Expected outputs at this stage of the clinical safety process which will be reflected in the risk management file.
Clinical risk management file
The purpose of the clinical risk management file is to provide a physical or logical repository of all records and documents that are produced by the clinical risk management process and required as stated in the suppliers CSMS and DCB0129. If the documents are referenced from the clinical risk management file, then they must be capable of being retrieved.
This is maintained for the functionality that is being delivered to the health organisation. This should include any hazards that have been identified as part of the development cycle and those that have been identified by the customer and are system related in the pre go-live phase. A baseline hazard log is produced at the commencement of the project and is subsequently maintained throughout the project lifecycle. It is the responsibility of the CSO to make sure the hazard log is reviewed and updated as required.
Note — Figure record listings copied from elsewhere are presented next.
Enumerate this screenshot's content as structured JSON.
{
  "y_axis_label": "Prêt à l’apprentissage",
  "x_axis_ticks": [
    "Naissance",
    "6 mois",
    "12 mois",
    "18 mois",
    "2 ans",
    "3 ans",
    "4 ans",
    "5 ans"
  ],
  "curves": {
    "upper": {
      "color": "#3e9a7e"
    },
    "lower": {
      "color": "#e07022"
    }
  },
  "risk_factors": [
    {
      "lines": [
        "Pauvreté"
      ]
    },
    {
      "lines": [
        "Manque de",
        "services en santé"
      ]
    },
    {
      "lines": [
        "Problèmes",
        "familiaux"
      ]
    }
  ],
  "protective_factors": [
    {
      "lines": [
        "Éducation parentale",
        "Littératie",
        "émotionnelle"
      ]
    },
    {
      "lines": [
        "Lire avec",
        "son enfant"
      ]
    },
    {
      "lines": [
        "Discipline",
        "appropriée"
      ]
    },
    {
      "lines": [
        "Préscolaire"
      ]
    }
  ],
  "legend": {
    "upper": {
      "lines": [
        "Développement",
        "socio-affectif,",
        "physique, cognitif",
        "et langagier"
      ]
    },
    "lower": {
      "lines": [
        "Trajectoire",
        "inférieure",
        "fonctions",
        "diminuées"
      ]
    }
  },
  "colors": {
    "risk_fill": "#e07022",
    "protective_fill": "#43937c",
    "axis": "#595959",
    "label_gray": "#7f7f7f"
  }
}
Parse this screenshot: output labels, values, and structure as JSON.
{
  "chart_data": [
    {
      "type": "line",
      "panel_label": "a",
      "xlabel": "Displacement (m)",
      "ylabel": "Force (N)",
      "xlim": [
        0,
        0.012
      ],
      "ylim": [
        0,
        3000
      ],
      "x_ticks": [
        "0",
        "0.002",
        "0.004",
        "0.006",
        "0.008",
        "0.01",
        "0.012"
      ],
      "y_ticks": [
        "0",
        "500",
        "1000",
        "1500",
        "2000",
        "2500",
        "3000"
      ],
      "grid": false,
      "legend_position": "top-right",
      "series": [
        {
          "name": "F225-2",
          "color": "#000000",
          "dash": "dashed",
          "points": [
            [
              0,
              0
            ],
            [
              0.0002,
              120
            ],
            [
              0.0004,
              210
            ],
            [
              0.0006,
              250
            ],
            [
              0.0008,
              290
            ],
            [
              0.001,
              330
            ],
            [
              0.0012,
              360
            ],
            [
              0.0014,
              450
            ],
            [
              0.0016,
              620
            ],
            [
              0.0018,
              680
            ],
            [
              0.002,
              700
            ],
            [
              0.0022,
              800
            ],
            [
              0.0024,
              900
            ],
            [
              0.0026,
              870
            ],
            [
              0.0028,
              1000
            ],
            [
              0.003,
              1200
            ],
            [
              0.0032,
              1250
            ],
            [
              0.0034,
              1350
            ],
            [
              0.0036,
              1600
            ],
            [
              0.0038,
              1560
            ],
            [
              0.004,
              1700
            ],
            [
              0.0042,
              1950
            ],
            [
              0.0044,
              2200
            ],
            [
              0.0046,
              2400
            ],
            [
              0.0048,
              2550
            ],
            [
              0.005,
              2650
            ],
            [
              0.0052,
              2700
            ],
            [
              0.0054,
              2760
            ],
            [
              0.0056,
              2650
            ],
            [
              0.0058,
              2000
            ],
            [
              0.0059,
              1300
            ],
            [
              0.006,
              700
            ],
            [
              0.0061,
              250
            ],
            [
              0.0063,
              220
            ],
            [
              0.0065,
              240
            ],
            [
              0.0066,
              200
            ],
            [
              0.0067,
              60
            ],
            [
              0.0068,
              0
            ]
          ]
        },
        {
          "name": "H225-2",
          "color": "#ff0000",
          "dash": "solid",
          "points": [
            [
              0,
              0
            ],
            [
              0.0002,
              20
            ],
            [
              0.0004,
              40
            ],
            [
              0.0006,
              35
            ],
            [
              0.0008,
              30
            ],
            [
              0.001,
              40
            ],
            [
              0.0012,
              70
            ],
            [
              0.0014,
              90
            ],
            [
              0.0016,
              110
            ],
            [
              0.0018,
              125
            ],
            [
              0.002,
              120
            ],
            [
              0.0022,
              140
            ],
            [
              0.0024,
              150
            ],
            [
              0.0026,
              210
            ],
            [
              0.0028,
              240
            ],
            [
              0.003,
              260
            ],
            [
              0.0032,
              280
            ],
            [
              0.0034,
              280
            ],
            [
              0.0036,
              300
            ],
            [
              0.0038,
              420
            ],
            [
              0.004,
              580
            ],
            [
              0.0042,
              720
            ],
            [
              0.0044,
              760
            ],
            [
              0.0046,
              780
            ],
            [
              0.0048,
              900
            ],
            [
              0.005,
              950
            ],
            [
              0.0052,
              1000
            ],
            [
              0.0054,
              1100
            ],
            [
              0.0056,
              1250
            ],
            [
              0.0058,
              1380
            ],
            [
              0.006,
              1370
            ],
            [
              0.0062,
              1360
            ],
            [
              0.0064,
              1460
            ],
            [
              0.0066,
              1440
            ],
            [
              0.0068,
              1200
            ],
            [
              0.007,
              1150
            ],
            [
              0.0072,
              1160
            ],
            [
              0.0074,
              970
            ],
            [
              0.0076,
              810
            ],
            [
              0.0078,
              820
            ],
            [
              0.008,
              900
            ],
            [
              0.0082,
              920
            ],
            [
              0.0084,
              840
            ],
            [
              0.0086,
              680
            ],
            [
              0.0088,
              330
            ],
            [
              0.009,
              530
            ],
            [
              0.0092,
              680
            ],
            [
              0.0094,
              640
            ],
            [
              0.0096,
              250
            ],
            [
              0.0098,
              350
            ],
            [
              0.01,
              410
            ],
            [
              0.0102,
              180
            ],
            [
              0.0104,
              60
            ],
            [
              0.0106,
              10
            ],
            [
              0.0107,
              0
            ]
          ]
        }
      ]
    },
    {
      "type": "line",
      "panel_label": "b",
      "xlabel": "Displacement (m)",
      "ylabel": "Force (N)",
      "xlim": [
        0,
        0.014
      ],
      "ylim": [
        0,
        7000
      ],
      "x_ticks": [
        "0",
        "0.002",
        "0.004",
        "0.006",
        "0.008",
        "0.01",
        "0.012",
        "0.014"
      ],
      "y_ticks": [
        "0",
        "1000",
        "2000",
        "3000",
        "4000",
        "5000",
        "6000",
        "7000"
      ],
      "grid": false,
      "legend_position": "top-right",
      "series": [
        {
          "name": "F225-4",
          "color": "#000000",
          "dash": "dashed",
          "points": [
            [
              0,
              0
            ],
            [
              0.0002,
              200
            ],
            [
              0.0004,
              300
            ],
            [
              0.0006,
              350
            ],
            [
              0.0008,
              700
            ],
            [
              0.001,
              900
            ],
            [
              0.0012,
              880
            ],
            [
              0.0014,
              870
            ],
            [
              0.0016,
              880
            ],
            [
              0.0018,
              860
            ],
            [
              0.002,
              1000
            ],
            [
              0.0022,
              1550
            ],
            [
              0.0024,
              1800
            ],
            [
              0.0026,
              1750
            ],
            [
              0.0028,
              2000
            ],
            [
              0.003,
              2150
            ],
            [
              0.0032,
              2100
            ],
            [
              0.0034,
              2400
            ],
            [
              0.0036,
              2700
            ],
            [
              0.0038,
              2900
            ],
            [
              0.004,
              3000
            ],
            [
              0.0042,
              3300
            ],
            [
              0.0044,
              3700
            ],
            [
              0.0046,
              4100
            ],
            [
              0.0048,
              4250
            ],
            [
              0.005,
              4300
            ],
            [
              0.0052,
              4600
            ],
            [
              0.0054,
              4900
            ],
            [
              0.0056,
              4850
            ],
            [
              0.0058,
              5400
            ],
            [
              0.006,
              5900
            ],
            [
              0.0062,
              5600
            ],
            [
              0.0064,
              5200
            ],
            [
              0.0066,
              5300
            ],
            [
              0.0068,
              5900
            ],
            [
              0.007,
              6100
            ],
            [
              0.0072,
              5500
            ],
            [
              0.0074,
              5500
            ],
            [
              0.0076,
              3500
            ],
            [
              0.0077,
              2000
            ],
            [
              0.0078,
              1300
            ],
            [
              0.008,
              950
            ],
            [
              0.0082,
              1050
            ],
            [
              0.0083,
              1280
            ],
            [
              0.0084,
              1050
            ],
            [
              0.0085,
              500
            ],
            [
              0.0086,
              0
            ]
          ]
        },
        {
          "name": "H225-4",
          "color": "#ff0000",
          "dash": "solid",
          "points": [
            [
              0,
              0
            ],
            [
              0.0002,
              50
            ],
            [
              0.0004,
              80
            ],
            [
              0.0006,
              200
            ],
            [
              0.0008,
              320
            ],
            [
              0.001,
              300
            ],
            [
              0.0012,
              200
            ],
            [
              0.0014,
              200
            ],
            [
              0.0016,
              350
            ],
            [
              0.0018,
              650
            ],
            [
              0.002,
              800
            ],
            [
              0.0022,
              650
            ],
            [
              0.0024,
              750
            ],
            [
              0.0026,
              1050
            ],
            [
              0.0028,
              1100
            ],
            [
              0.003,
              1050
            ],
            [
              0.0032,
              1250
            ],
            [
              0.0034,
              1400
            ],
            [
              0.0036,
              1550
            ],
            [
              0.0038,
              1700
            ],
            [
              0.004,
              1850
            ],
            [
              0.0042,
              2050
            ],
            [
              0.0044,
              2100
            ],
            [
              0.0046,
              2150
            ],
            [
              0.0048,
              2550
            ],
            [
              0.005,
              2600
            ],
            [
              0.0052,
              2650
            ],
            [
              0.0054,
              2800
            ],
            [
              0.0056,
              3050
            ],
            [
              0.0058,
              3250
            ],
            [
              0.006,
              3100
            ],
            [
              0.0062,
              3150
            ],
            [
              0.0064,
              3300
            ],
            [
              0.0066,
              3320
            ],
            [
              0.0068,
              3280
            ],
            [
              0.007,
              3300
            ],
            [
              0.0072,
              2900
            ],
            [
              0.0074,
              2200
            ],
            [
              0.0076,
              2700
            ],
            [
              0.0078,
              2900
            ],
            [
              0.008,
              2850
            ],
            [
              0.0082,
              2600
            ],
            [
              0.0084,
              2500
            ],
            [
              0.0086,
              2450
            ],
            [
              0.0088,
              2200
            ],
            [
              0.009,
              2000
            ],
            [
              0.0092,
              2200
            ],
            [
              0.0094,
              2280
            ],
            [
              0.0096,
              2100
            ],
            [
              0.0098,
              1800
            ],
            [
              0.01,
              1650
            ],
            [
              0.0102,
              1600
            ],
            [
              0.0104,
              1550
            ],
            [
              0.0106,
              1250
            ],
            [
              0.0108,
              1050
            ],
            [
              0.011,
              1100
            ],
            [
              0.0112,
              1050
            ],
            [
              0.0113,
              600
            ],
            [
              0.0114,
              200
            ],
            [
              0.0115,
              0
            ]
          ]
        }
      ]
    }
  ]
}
Such on-going revisions will:
- incorporate new hazards, when identified
- record the mitigation of defined hazards through the implementation of clinical risk control mechanisms whether through design, testing, training or business process change
- reference supporting evidence where available
- record the status of actions
Clinical risk management plan
A clinical risk management plan will be produced at the commencement of each project which gives the risk management approach for that project relating to the delivered functionality. This plan must be updated if key personnel or the nature of the project changes during the development or modification of the health IT system. This plan will be maintained throughout the life of the health IT system.
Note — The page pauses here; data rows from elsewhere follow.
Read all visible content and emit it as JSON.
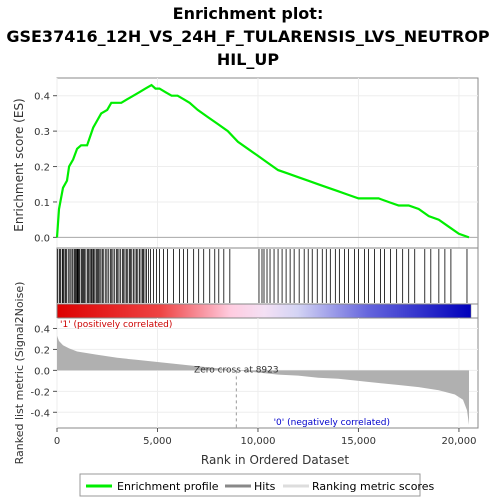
{
  "chart_data": {
    "type": "line",
    "title_lines": [
      "Enrichment plot:",
      "GSE37416_12H_VS_24H_F_TULARENSIS_LVS_NEUTROP",
      "HIL_UP"
    ],
    "top_panel": {
      "ylabel": "Enrichment score (ES)",
      "ylim": [
        -0.03,
        0.45
      ],
      "yticks": [
        "0.0",
        "0.1",
        "0.2",
        "0.3",
        "0.4"
      ],
      "series": [
        {
          "name": "Enrichment profile",
          "color": "#00ee00",
          "x": [
            0,
            100,
            300,
            500,
            600,
            800,
            1000,
            1200,
            1500,
            1800,
            2000,
            2200,
            2500,
            2700,
            2900,
            3200,
            3500,
            3800,
            4100,
            4400,
            4700,
            4900,
            5100,
            5400,
            5700,
            6000,
            6300,
            6600,
            7000,
            7500,
            8000,
            8500,
            9000,
            9500,
            10000,
            10500,
            11000,
            11500,
            12000,
            12500,
            13000,
            13500,
            14000,
            14500,
            15000,
            15500,
            16000,
            16500,
            17000,
            17500,
            18000,
            18500,
            19000,
            19500,
            20000,
            20500
          ],
          "y": [
            0.0,
            0.08,
            0.14,
            0.16,
            0.2,
            0.22,
            0.25,
            0.26,
            0.26,
            0.31,
            0.33,
            0.35,
            0.36,
            0.38,
            0.38,
            0.38,
            0.39,
            0.4,
            0.41,
            0.42,
            0.43,
            0.42,
            0.42,
            0.41,
            0.4,
            0.4,
            0.39,
            0.38,
            0.36,
            0.34,
            0.32,
            0.3,
            0.27,
            0.25,
            0.23,
            0.21,
            0.19,
            0.18,
            0.17,
            0.16,
            0.15,
            0.14,
            0.13,
            0.12,
            0.11,
            0.11,
            0.11,
            0.1,
            0.09,
            0.09,
            0.08,
            0.06,
            0.05,
            0.03,
            0.01,
            0.0
          ]
        }
      ]
    },
    "hits_panel": {
      "name": "Hits",
      "positions": [
        40,
        120,
        180,
        260,
        300,
        350,
        420,
        480,
        560,
        640,
        700,
        780,
        850,
        900,
        950,
        1000,
        1040,
        1080,
        1120,
        1200,
        1250,
        1300,
        1350,
        1400,
        1500,
        1550,
        1600,
        1680,
        1720,
        1780,
        1820,
        1880,
        1950,
        2000,
        2050,
        2100,
        2180,
        2250,
        2300,
        2400,
        2480,
        2550,
        2650,
        2700,
        2780,
        2850,
        2950,
        3000,
        3080,
        3150,
        3250,
        3300,
        3380,
        3450,
        3520,
        3600,
        3650,
        3720,
        3800,
        3880,
        3950,
        4020,
        4100,
        4180,
        4250,
        4300,
        4380,
        4450,
        4550,
        4650,
        4800,
        4950,
        5100,
        5300,
        5500,
        5800,
        6100,
        6300,
        6500,
        6800,
        7050,
        7300,
        7600,
        7850,
        8050,
        8300,
        8600,
        10050,
        10200,
        10300,
        10450,
        10600,
        10800,
        11000,
        11200,
        11400,
        11600,
        11800,
        12050,
        12300,
        12500,
        12700,
        12950,
        13200,
        13400,
        13600,
        13850,
        14050,
        14300,
        14500,
        14800,
        15000,
        15300,
        15500,
        15800,
        16100,
        16300,
        16600,
        16900,
        17200,
        17500,
        17800,
        18300,
        18600,
        19000,
        19300,
        19600,
        20400
      ]
    },
    "metric_panel": {
      "name": "Ranking metric scores",
      "ylabel": "Ranked list metric (Signal2Noise)",
      "ylim": [
        -0.55,
        0.5
      ],
      "yticks": [
        "0.4",
        "0.2",
        "0.0",
        "-0.2",
        "-0.4"
      ],
      "x": [
        0,
        100,
        300,
        600,
        1000,
        2000,
        3000,
        4000,
        5000,
        6000,
        7000,
        8000,
        8923,
        10000,
        11000,
        12000,
        13000,
        14000,
        15000,
        16000,
        17000,
        18000,
        19000,
        19800,
        20200,
        20400,
        20500
      ],
      "y": [
        0.33,
        0.28,
        0.24,
        0.21,
        0.18,
        0.15,
        0.12,
        0.1,
        0.08,
        0.06,
        0.04,
        0.02,
        0.0,
        -0.02,
        -0.04,
        -0.05,
        -0.07,
        -0.08,
        -0.1,
        -0.12,
        -0.14,
        -0.16,
        -0.19,
        -0.23,
        -0.28,
        -0.38,
        -0.52
      ],
      "zero_cross_label": "Zero cross at 8923",
      "zero_cross_x": 8923,
      "pos_label": "'1' (positively correlated)",
      "neg_label": "'0' (negatively correlated)",
      "pos_color": "#cc0000",
      "neg_color": "#0000cc"
    },
    "xlabel": "Rank in Ordered Dataset",
    "xlim": [
      0,
      20600
    ],
    "xticks": [
      "0",
      "5,000",
      "10,000",
      "15,000",
      "20,000"
    ],
    "xtick_values": [
      0,
      5000,
      10000,
      15000,
      20000
    ],
    "legend": {
      "placement": "bottom",
      "items": [
        "Enrichment profile",
        "Hits",
        "Ranking metric scores"
      ]
    }
  }
}
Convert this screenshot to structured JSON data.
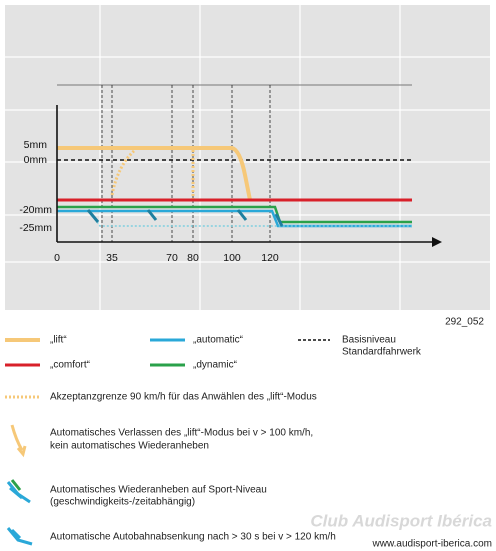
{
  "chart": {
    "y_labels": [
      "5mm",
      "0mm",
      "-20mm",
      "-25mm"
    ],
    "x_labels": [
      "0",
      "35",
      "70",
      "80",
      "100",
      "120"
    ],
    "figure_id": "292_052"
  },
  "legend": [
    {
      "label": "„lift“"
    },
    {
      "label": "„automatic“"
    },
    {
      "label": "Basisniveau",
      "label2": "Standardfahrwerk"
    },
    {
      "label": "„comfort“"
    },
    {
      "label": "„dynamic“"
    }
  ],
  "notes": [
    {
      "lines": [
        "Akzeptanzgrenze 90 km/h für das Anwählen des „lift“-Modus"
      ]
    },
    {
      "lines": [
        "Automatisches Verlassen des „lift“-Modus bei v > 100 km/h,",
        "kein automatisches Wiederanheben"
      ]
    },
    {
      "lines": [
        "Automatisches Wiederanheben auf Sport-Niveau",
        "(geschwindigkeits-/zeitabhängig)"
      ]
    },
    {
      "lines": [
        "Automatische Autobahnabsenkung nach > 30 s bei v > 120 km/h"
      ]
    }
  ],
  "watermark": [
    "Club Audisport Ibérica",
    "www.audisport-iberica.com"
  ]
}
The clinical safety case is a structured argument which is supported by a body of relevant evidence that provides a compelling, comprehensible and valid case that a system is safe for release. The argument provides an explanation of how the supporting evidence can be interpreted as indicating that the health IT system exhibits an adequate degree of safety, such as by demonstrating compliance with requirements or sufficient mitigation of identified hazards. During the initial stages of the project the safety case is not expected to provide mitigation or residual risk rating but will give evidence of existing controls and initial risk ratings.